After gathering in front of Apple's offices in Taiwan earlier this week, protesters are now demanding a substantive response from Apple by the end of the month regarding alleged workplace labor and safety violations at Wintek, one of Apple's display component suppliers.
Labor groups associated with the protesters claim that Wintek unlawfully fired 619 workers, cut salaries without negotiation, and forced employees to work overtime without pay to fulfill rush orders. The company has since re-hired 20 of those workers and says it is operating within the law. Wintek has also threatened legal action if "company and stakeholder interests" are jeopardized. Wintek further claims that labor groups are violating their agreements and encouraging workers to demand benefits illegally.
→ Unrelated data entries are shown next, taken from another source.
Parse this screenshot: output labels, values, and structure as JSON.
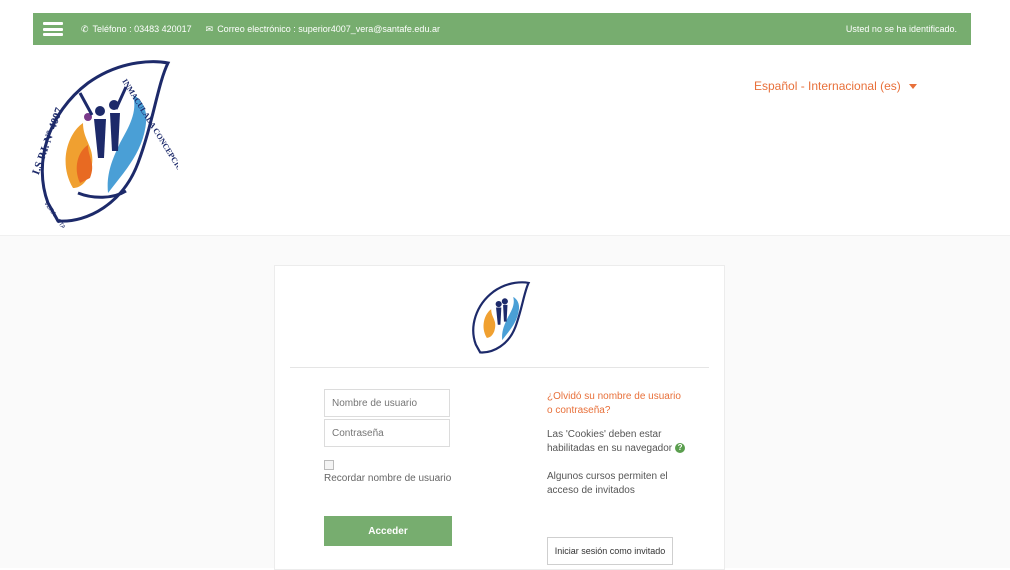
{
  "topbar": {
    "phone_icon": "phone-icon",
    "phone": "Teléfono : 03483 420017",
    "email_icon": "envelope-icon",
    "email": "Correo electrónico : superior4007_vera@santafe.edu.ar",
    "login_status": "Usted no se ha identificado."
  },
  "header": {
    "logo": {
      "lettering_left": "I.S.P.I. Nº 4007",
      "lettering_right": "INMACULADA CONCEPCIÓN",
      "lettering_bottom": "VERA - STA. FE"
    },
    "language": "Español - Internacional (es)"
  },
  "login": {
    "username_placeholder": "Nombre de usuario",
    "password_placeholder": "Contraseña",
    "remember_label": "Recordar nombre de usuario",
    "submit_label": "Acceder",
    "forgot_link": "¿Olvidó su nombre de usuario o contraseña?",
    "cookies_text": "Las 'Cookies' deben estar habilitadas en su navegador",
    "help_icon": "question-icon",
    "guest_text": "Algunos cursos permiten el acceso de invitados",
    "guest_button": "Iniciar sesión como invitado"
  },
  "colors": {
    "accent_green": "#77ad6f",
    "link_orange": "#e8703a"
  }
}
The protesters appear to be using the popularity of Apple's brand name to get attention to their cause. "We want to go through Apple to put pressure on Wintek," said Chu Wei-li, secretary-general of the Taipei-based National Federation of Independent Trade Unions.
Apple Asia released a tepid response after the protests. Spokeswoman Jill Tan said, "Apple conducts regular audits of suppliers to make sure they comply with Apple's code of conduct. We require corrective actions when we find violations."
An audit is exactly what aggrieved Wintek employees say they are demanding. MacNN says that rights groups associated with the protests are also asking the Electronics Industry Citizen Coalition to investigate Apple's delay in responding to the matter.
Apple has previously found itself in the middle of other labor disputes. In 2006, Foxconn workers protested low pay and poor working conditions while assembling iPods. Apple conducted its own investigation and found that the company violated overtime rules and unreasonably punished workers. Since then, cute pictures of Foxconn employees have thawed the image of the supplier.